L’illettrisme impacte le monde du travail : 6 % de ceux qui sont dans l’emploi et ont été scolarisés en France sont confrontés à l’illettrisme ainsi que 10 % des demandeurs d’emploi.

En outre, les résultats des tests organisés pour les 16-17 ans à l’occasion de la journée « Défense et citoyenneté » mettent en évidence l’arrivée, chaque année, sur le marché du travail, de « cohortes de l’ordre de 30 000 jeunes supplémentaires » en situation d’illettrisme et d’environ 70 000 jeunes, soit 9 % de la classe d’âge, en grande difficulté avec les savoirs de base.

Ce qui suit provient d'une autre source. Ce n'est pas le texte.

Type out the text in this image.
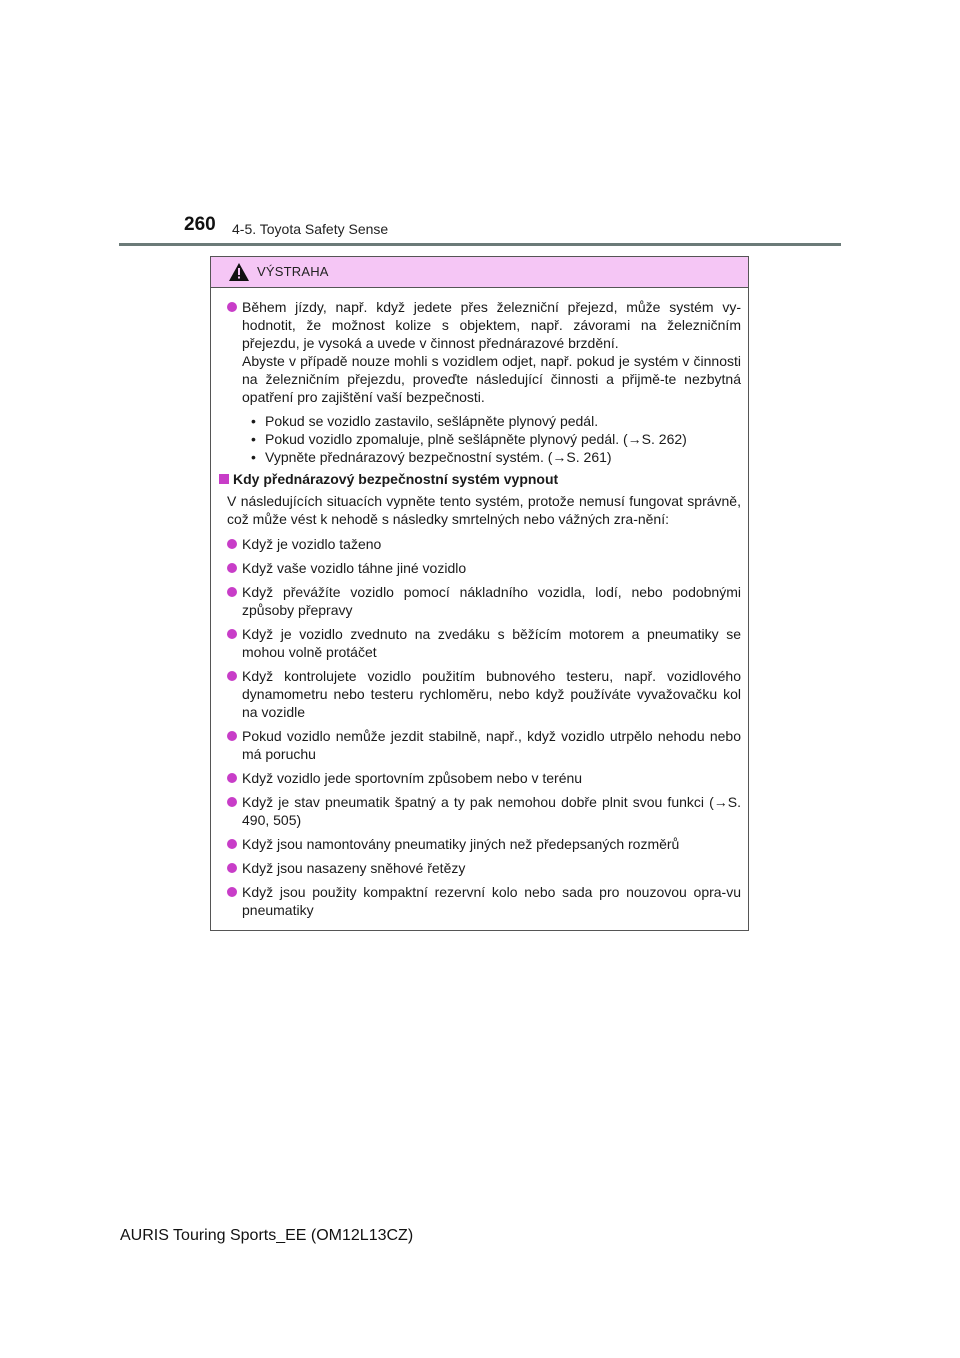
260 4-5. Toyota Safety Sense
VÝSTRAHA
Během jízdy, např. když jedete přes železniční přejezd, může systém vy-hodnotit, že možnost kolize s objektem, např. závorami na železničním přejezdu, je vysoká a uvede v činnost přednárazové brzdění.
Abyste v případě nouze mohli s vozidlem odjet, např. pokud je systém v činnosti na železničním přejezdu, proveďte následující činnosti a přijmě-te nezbytná opatření pro zajištění vaší bezpečnosti.
• Pokud se vozidlo zastavilo, sešlápněte plynový pedál.
• Pokud vozidlo zpomaluje, plně sešlápněte plynový pedál. (→S. 262)
• Vypněte přednárazový bezpečnostní systém. (→S. 261)
Kdy přednárazový bezpečnostní systém vypnout
V následujících situacích vypněte tento systém, protože nemusí fungovat správně, což může vést k nehodě s následky smrtelných nebo vážných zra-nění:
Když je vozidlo taženo
Když vaše vozidlo táhne jiné vozidlo
Když převážíte vozidlo pomocí nákladního vozidla, lodí, nebo podobnými způsoby přepravy
Když je vozidlo zvednuto na zvedáku s běžícím motorem a pneumatiky se mohou volně protáčet
Když kontrolujete vozidlo použitím bubnového testeru, např. vozidlového dynamometru nebo testeru rychloměru, nebo když používáte vyvažovačku kol na vozidle
Pokud vozidlo nemůže jezdit stabilně, např., když vozidlo utrpělo nehodu nebo má poruchu
Když vozidlo jede sportovním způsobem nebo v terénu
Když je stav pneumatik špatný a ty pak nemohou dobře plnit svou funkci (→S. 490, 505)
Když jsou namontovány pneumatiky jiných než předepsaných rozměrů
Když jsou nasazeny sněhové řetězy
Když jsou použity kompaktní rezervní kolo nebo sada pro nouzovou opra-vu pneumatiky
AURIS Touring Sports_EE (OM12L13CZ)
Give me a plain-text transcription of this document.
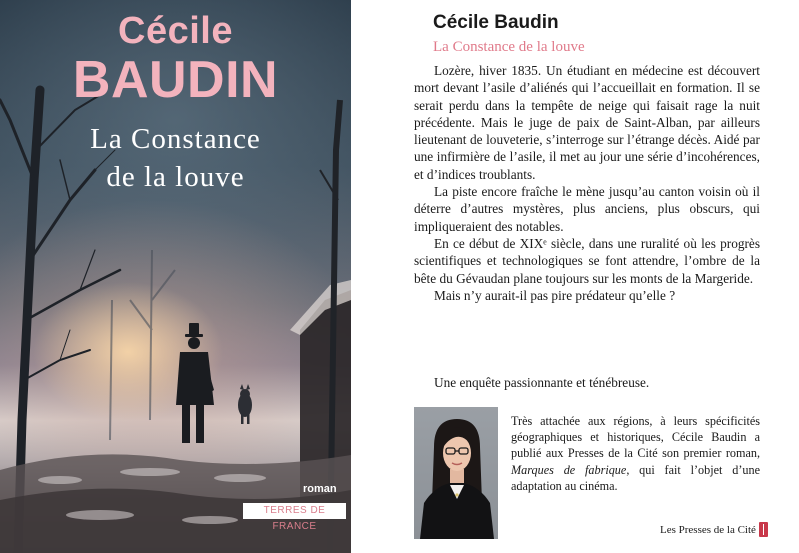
Cécile
BAUDIN
La Constance
de la louve
roman
TERRES DE FRANCE
Cécile Baudin
La Constance de la louve

Lozère, hiver 1835. Un étudiant en médecine est découvert mort devant l’asile d’aliénés qui l’accueillait en formation. Il se serait perdu dans la tempête de neige qui faisait rage la nuit précédente. Mais le juge de paix de Saint-Alban, par ailleurs lieutenant de louveterie, s’interroge sur l’étrange décès. Aidé par une infirmière de l’asile, il met au jour une série d’incohérences, et d’indices troublants.

La piste encore fraîche le mène jusqu’au canton voisin où il déterre d’autres mystères, plus anciens, plus obscurs, qui impliqueraient des notables.

En ce début de XIXᵉ siècle, dans une ruralité où les progrès scientifiques et technologiques se font attendre, l’ombre de la bête du Gévaudan plane toujours sur les monts de la Margeride.

Mais n’y aurait-il pas pire prédateur qu’elle ?

Une enquête passionnante et ténébreuse.
Très attachée aux régions, à leurs spécificités géographiques et historiques, Cécile Baudin a publié aux Presses de la Cité son premier roman, Marques de fabrique, qui fait l’objet d’une adaptation au cinéma.
Les Presses de la Cité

Les disparités régionales demeurent notables avec un taux d’illettrisme très inférieur à la moyenne en Ile-de-France (4,5 %) et, à l’inverse, des taux très supérieurs à la moyenne nationale en Picardie et dans le Pas-de-Calais (avec respectivement 11 % et 11,5 %).

Environ une personne sur cinq est estimée en situation de difficultés graves de calcul, de lecture et d’écriture du français dans les territoires d’outre-mer. Plus précisément : en 2015, 20,2 % des jeunes ultramarins de 17 ans sont considérés en situation d’illettrisme, contre 3,6 % dans l’hexagone (moyenne globale 4,3 %). La part de jeunes en situation d’illettrisme est ainsi 5,5 fois plus élevée dans les territoires ultramarins que dans l’hexagone.

Enfin, la répartition selon le sexe des personnes en situation d’illettrisme demeure inégale avec, parmi elles, 39,5 % de femmes pour 60,5 % d’hommes.

La France se trouve dans une situation préoccupante selon les critères de l’Organisation de coopération et de développement économiques (OCDE), 9 millions de personnes sont en difficulté avec l’écrit (21,5 %), ce qui place l’hexagone au 22e rang sur 24 et au 21e rang pour les capacités à utiliser des concepts numériques et mathématiques.